Memorial
About the Memorial
C R Y
Morning though a city garden widens
its swath. Shiny eyes of cinquefoil,
azure eyes of myosotis, bruised lobelia
refused to blink. Intruders trapped in a cross-stare
harden, crumble into fine
dustings because our sympathies
will not adapt to sun and cinquefoil: our world
steel and concrete, oil and song.
We hoist our lives high over the drone
of traffic and screwing gulls, hoist bags
of soil to terraces at the setbacks; set out
cinquefoil, watch its leavings, count
its days. Some days we doze in the sun
and dream we too are cinquefoil or lobelia,
blowing and blanching without demur.
Then pneumocysticis breaks.
We open our eyes to the skyline we incised.

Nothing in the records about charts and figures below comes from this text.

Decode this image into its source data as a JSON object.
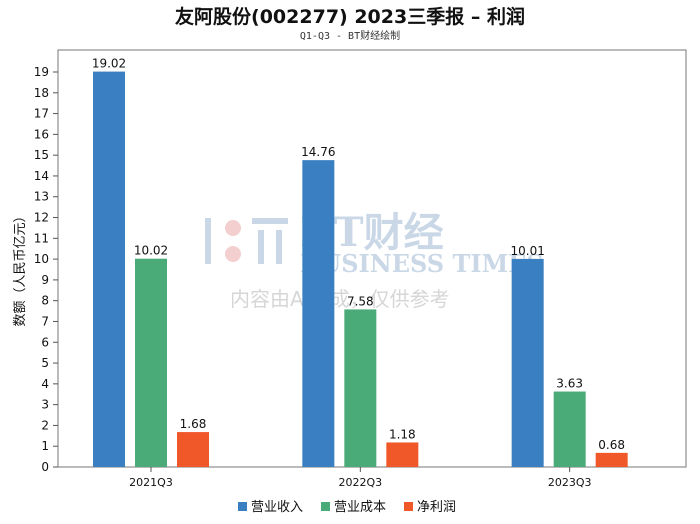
{
  "title": "友阿股份(002277) 2023三季报 – 利润",
  "subtitle": "Q1-Q3 - BT财经绘制",
  "watermark": {
    "logo": "BT财经",
    "brand": "BUSINESS TIMES",
    "note": "内容由AI生成，仅供参考"
  },
  "chart_data": {
    "type": "bar",
    "categories": [
      "2021Q3",
      "2022Q3",
      "2023Q3"
    ],
    "series": [
      {
        "name": "营业收入",
        "values": [
          19.02,
          14.76,
          10.01
        ],
        "color": "#3a7fc1"
      },
      {
        "name": "营业成本",
        "values": [
          10.02,
          7.58,
          3.63
        ],
        "color": "#4aaa78"
      },
      {
        "name": "净利润",
        "values": [
          1.68,
          1.18,
          0.68
        ],
        "color": "#f0582a"
      }
    ],
    "ylabel": "数额（人民币亿元）",
    "ylim": [
      0,
      19
    ],
    "yticks": [
      0,
      1,
      2,
      3,
      4,
      5,
      6,
      7,
      8,
      9,
      10,
      11,
      12,
      13,
      14,
      15,
      16,
      17,
      18,
      19
    ],
    "grid": false,
    "legend_position": "bottom-center"
  }
}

and know as a jet cuts through cloud that
cities are our gardens, with their stench
and contagion and rage, our memory, our sepals
that will not endures these waves
of dying friends
without a cry.
Michael Lynch – 1944-1991
Circles of Stone:
To Those Unnamed
We stand at this place; among earth and stone, branch and birch-
In darkness and in light, through sun and storm, rain and trees,
leaves and breezes: Life and Death
Our strength, though withered and sapped, regenerates here.
Each name on each standing stone remarks thousand fold
upon those unremarked from sea to sea; pole to pole.
The earth would quake with the strength of our memories
flood with the loss of our tears, and in tandem; We exist.
How tall these stones have to grow?
How wide? How all-encompassing, how awesome?
To announce this radical interruption of humanity.
These standing stones might sprout like high rises,
watered by lovers left behind.
Further stones planted, the last meets the first; A circle is formed.
Its volume gains inhabitants. Admitting entrance without discrimination.
The world mourns while we embrace the lives and the times,
Whether a name is engraved in steel or sand, in heart or in mind;
In flesh or in form; we will remember.
And mark the day we have no further need for such
Circles of Stone.
Shoshanna Jey Addley
AIDS Vigil and Memorial, photos by Summer Leigh
In the mid 1980’s a group of gay men, led by Michael Lynch, developed the idea for the AIDS Memorial in response to the isolation and fear that so often characterized the experience of AIDS. Volunteers constructed a temporary memorial every year on Lesbian and Gay Pride Day, while working with friends to raise funds in the community to build the permanent AIDS Memorial. Initially, the Memorial was a place where gay men — by far the largest group affected in Toronto in the 1980’s— could grieve, remember and celebrate the lives of those lost.
The permanent AIDS Memorial, designed by Patrick Fahn, opened in 1993 in Barbara Hall Park (formerly known as Cawthra Square Park), behind The 519 Community Centre. Over time. the Memorial became a place for everyone infected and affected by AIDS in the broader Toronto community. Names of those to be honored are engraved and installed each year, by mid-June.
“Cry” by Michael Lynch and “Circle of Stones” by Shoshanna J. Addley are engraved on the first pillar of the Memorial. This plaque recognizes the deaths of those unnamed.
The AIDS Memorial reflects a particular place and time. It is a physical monument in a park in a neighbourhood that was devastated by AIDS in the early years of the epidemic. The AIDS Memorial Advisory Committee, which carries on the work of the committee initially led by Michael Lynch, has decided that creating a virtual memorial on the internet would not be part of this particular project. The AIDS Memorial is managed by The 519. Inquiries are welcome.
The AIDS Memorial is the site of the Annual AIDS Candlelight Vigil.